Маунтолив - Даррелл Лоренс. Страница 32

«Нет, это совсем другой Наруз, — повторял он тихо, с совершенно искренним изумлением. — Я и знать не знал, что он на такое способен».

Чуть позже Наруз вернулся в дом счастливый, окрыленный, мы играли допоздна в карты и пили арак. Он показал мне, лучась от гордости, ружье, сделанное для него по спецзаказу в Мюнхене. Оно стреляет под водой тяжеленным таким дротиком и работает на сжатом воздухе. Развлечение, судя по рассказам, то еще, и я был удостоен приглашения съездить как-нибудь с ним на пару, в выходные, на любимый его островок и набить там кучу рыбы.
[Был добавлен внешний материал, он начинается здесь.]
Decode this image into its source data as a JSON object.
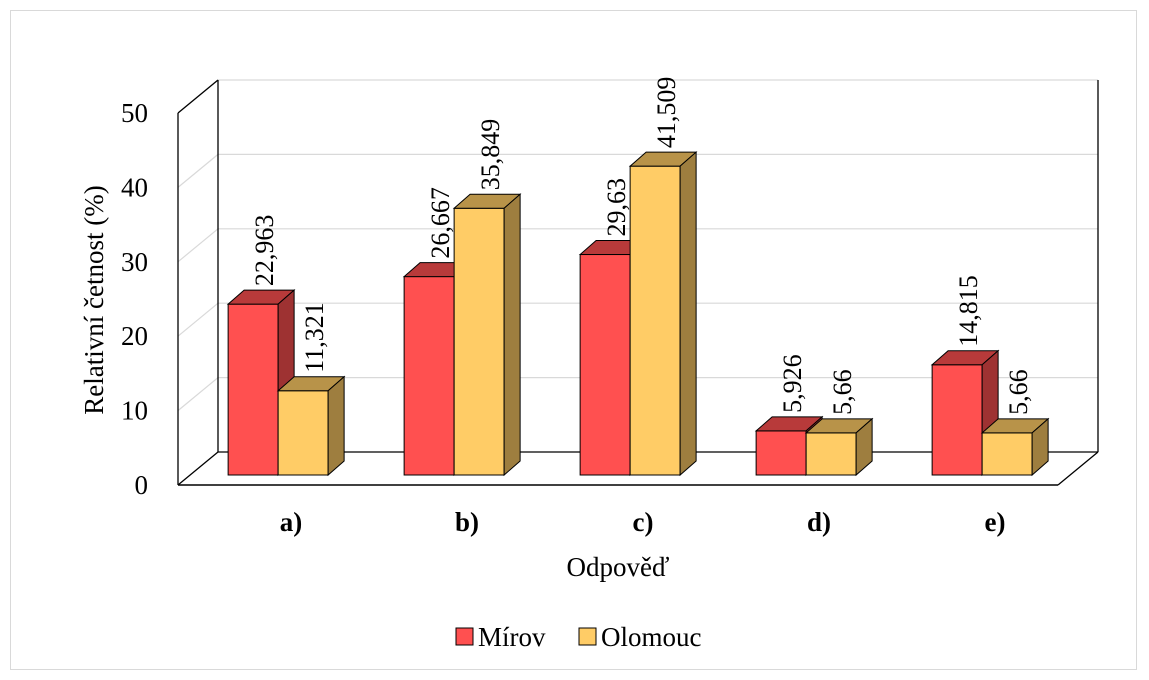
{
  "chart_data": {
    "type": "bar",
    "style": "3d-clustered-column",
    "title": "",
    "xlabel": "Odpověď",
    "ylabel": "Relativní četnost (%)",
    "ylim": [
      0,
      50
    ],
    "yticks": [
      "0",
      "10",
      "20",
      "30",
      "40",
      "50"
    ],
    "grid": true,
    "legend_position": "bottom",
    "categories": [
      "a)",
      "b)",
      "c)",
      "d)",
      "e)"
    ],
    "series": [
      {
        "name": "Mírov",
        "color": "#ff5050",
        "values": [
          22.963,
          26.667,
          29.63,
          5.926,
          14.815
        ],
        "labels": [
          "22,963",
          "26,667",
          "29,63",
          "5,926",
          "14,815"
        ]
      },
      {
        "name": "Olomouc",
        "color": "#ffcc66",
        "values": [
          11.321,
          35.849,
          41.509,
          5.66,
          5.66
        ],
        "labels": [
          "11,321",
          "35,849",
          "41,509",
          "5,66",
          "5,66"
        ]
      }
    ]
  }
}
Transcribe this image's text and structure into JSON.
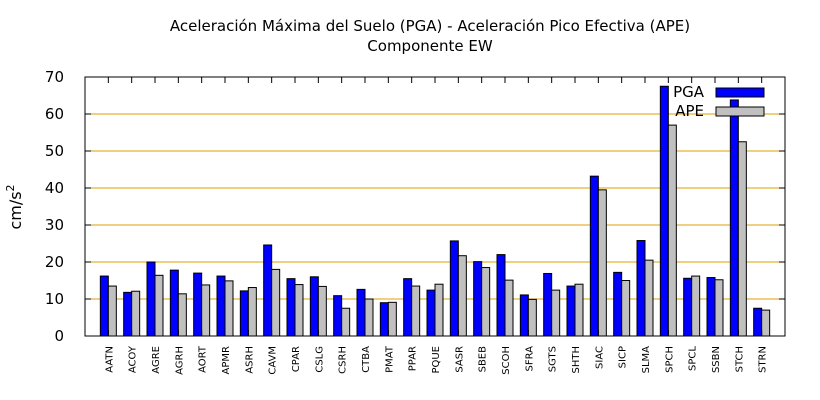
{
  "chart_data": {
    "type": "bar",
    "title": "Aceleración Máxima del Suelo (PGA) -  Aceleración Pico Efectiva (APE)",
    "subtitle": "Componente EW",
    "ylabel_base": "cm/s",
    "ylabel_sup": "2",
    "xlabel": "",
    "ylim": [
      0,
      70
    ],
    "yticks": [
      0,
      10,
      20,
      30,
      40,
      50,
      60,
      70
    ],
    "grid": "horizontal",
    "legend_position": "top-right",
    "categories": [
      "AATN",
      "ACOY",
      "AGRE",
      "AGRH",
      "AORT",
      "APMR",
      "ASRH",
      "CAVM",
      "CPAR",
      "CSLG",
      "CSRH",
      "CTBA",
      "PMAT",
      "PPAR",
      "PQUE",
      "SASR",
      "SBEB",
      "SCOH",
      "SFRA",
      "SGTS",
      "SHTH",
      "SIAC",
      "SICP",
      "SLMA",
      "SPCH",
      "SPCL",
      "SSBN",
      "STCH",
      "STRN"
    ],
    "series": [
      {
        "name": "PGA",
        "color": "#0000ff",
        "values": [
          16.2,
          11.8,
          20,
          17.8,
          17,
          16.2,
          12.2,
          24.6,
          15.5,
          16,
          10.9,
          12.6,
          9,
          15.5,
          12.4,
          25.7,
          20.1,
          22,
          11.1,
          16.9,
          13.5,
          43.2,
          17.2,
          25.8,
          67.5,
          15.6,
          15.8,
          63.8,
          7.5
        ]
      },
      {
        "name": "APE",
        "color": "#c0c0c0",
        "values": [
          13.5,
          12.1,
          16.4,
          11.4,
          13.8,
          14.9,
          13.1,
          18,
          13.9,
          13.4,
          7.5,
          10,
          9.1,
          13.5,
          14,
          21.7,
          18.5,
          15.1,
          9.9,
          12.4,
          14,
          39.5,
          15,
          20.5,
          57,
          16.2,
          15.2,
          52.5,
          7
        ]
      }
    ]
  }
}
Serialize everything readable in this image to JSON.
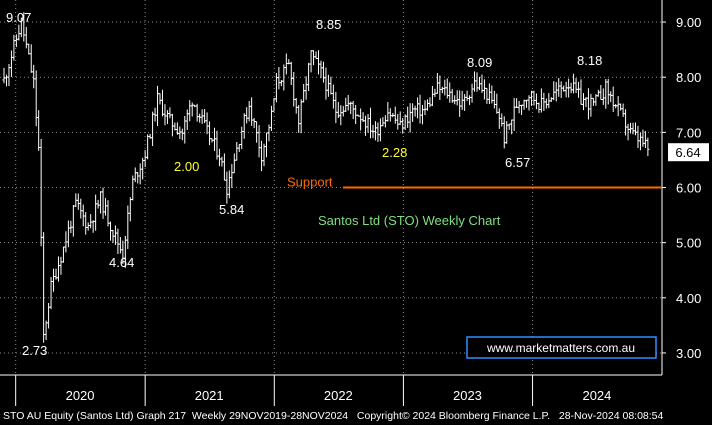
{
  "chart_data": {
    "type": "ohlc-bar",
    "title": "Santos Ltd (STO) Weekly Chart",
    "ylim": [
      2.6,
      9.4
    ],
    "y_ticks": [
      "3.00",
      "4.00",
      "5.00",
      "6.00",
      "7.00",
      "8.00",
      "9.00"
    ],
    "x_labels": [
      "2020",
      "2021",
      "2022",
      "2023",
      "2024"
    ],
    "last_price": "6.64",
    "support": {
      "label": "Support",
      "value": 6.0
    },
    "annotations": [
      {
        "label": "9.07",
        "value": 9.07,
        "date": "2020-01-17",
        "color": "#ffffff"
      },
      {
        "label": "2.73",
        "value": 2.73,
        "date": "2020-03-20",
        "color": "#ffffff"
      },
      {
        "label": "4.64",
        "value": 4.64,
        "date": "2020-10-30",
        "color": "#ffffff"
      },
      {
        "label": "2.00",
        "value": 2.0,
        "date": "2020-12-15",
        "color": "#ffff33"
      },
      {
        "label": "5.84",
        "value": 5.84,
        "date": "2021-08-20",
        "color": "#ffffff"
      },
      {
        "label": "8.85",
        "value": 8.85,
        "date": "2022-01-07",
        "color": "#ffffff"
      },
      {
        "label": "2.28",
        "value": 2.28,
        "date": "2022-10-15",
        "color": "#ffff33"
      },
      {
        "label": "8.09",
        "value": 8.09,
        "date": "2023-04-06",
        "color": "#ffffff"
      },
      {
        "label": "6.57",
        "value": 6.57,
        "date": "2023-10-13",
        "color": "#ffffff"
      },
      {
        "label": "8.18",
        "value": 8.18,
        "date": "2024-04-12",
        "color": "#ffffff"
      }
    ],
    "series": [
      {
        "values": [
          [
            "2019-11-29",
            7.95
          ],
          [
            "2020-01-17",
            9.0
          ],
          [
            "2020-02-21",
            7.9
          ],
          [
            "2020-03-06",
            6.7
          ],
          [
            "2020-03-20",
            3.3
          ],
          [
            "2020-04-10",
            4.2
          ],
          [
            "2020-05-15",
            4.9
          ],
          [
            "2020-06-19",
            5.7
          ],
          [
            "2020-07-24",
            5.3
          ],
          [
            "2020-08-28",
            5.8
          ],
          [
            "2020-10-02",
            5.2
          ],
          [
            "2020-10-30",
            4.8
          ],
          [
            "2020-11-27",
            6.1
          ],
          [
            "2020-12-31",
            6.6
          ],
          [
            "2021-02-05",
            7.6
          ],
          [
            "2021-03-12",
            7.2
          ],
          [
            "2021-04-16",
            7.0
          ],
          [
            "2021-05-14",
            7.6
          ],
          [
            "2021-06-25",
            7.0
          ],
          [
            "2021-07-30",
            6.6
          ],
          [
            "2021-08-20",
            6.0
          ],
          [
            "2021-09-24",
            6.9
          ],
          [
            "2021-10-22",
            7.5
          ],
          [
            "2021-11-26",
            6.6
          ],
          [
            "2021-12-24",
            7.3
          ],
          [
            "2022-01-07",
            7.9
          ],
          [
            "2022-02-11",
            8.2
          ],
          [
            "2022-03-11",
            7.2
          ],
          [
            "2022-04-15",
            8.4
          ],
          [
            "2022-05-20",
            8.0
          ],
          [
            "2022-06-24",
            7.4
          ],
          [
            "2022-07-29",
            7.5
          ],
          [
            "2022-09-02",
            7.3
          ],
          [
            "2022-10-14",
            7.0
          ],
          [
            "2022-11-18",
            7.4
          ],
          [
            "2022-12-23",
            7.1
          ],
          [
            "2023-01-27",
            7.4
          ],
          [
            "2023-03-03",
            7.4
          ],
          [
            "2023-04-06",
            7.8
          ],
          [
            "2023-05-12",
            7.7
          ],
          [
            "2023-06-16",
            7.5
          ],
          [
            "2023-07-21",
            7.9
          ],
          [
            "2023-08-25",
            7.7
          ],
          [
            "2023-09-29",
            7.3
          ],
          [
            "2023-10-13",
            6.9
          ],
          [
            "2023-11-17",
            7.5
          ],
          [
            "2023-12-22",
            7.7
          ],
          [
            "2024-01-26",
            7.5
          ],
          [
            "2024-03-01",
            7.7
          ],
          [
            "2024-04-12",
            7.9
          ],
          [
            "2024-05-17",
            7.6
          ],
          [
            "2024-06-21",
            7.5
          ],
          [
            "2024-07-26",
            7.8
          ],
          [
            "2024-08-30",
            7.4
          ],
          [
            "2024-10-04",
            7.0
          ],
          [
            "2024-11-08",
            6.8
          ],
          [
            "2024-11-28",
            6.64
          ]
        ]
      }
    ]
  },
  "footer": {
    "security": "STO AU Equity (Santos Ltd) Graph 217",
    "period": "Weekly 29NOV2019-28NOV2024",
    "copyright": "Copyright© 2024 Bloomberg Finance L.P.",
    "timestamp": "28-Nov-2024 08:08:54"
  },
  "watermark": "www.marketmatters.com.au",
  "colors": {
    "background": "#000000",
    "bars": "#ffffff",
    "grid": "#8a8a8a",
    "support_line": "#ff6a00",
    "title_text": "#7fe07f",
    "highlight": "#ffff33",
    "watermark_border": "#2f8fff"
  }
}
Пророк исчез бесследно и вернулся младший сын, простак и деревенщина.

Уф! Не хочется упускать характерных деталей, тебе они могут сгодиться позже, когда меня уже здесь не будет. Извини, если надоел. На обратном пути в Город имел долгую беседу с Нессимом, и в голове у меня наконец все встало на свои места. Мне показалось, что с политической точки зрения коптская община может нам еще сгодиться весьма и весьма; и я был уверен — при соответствующей подаче материала даже и Маскелин будет в состоянии все это проглотить. Мечты, мечты!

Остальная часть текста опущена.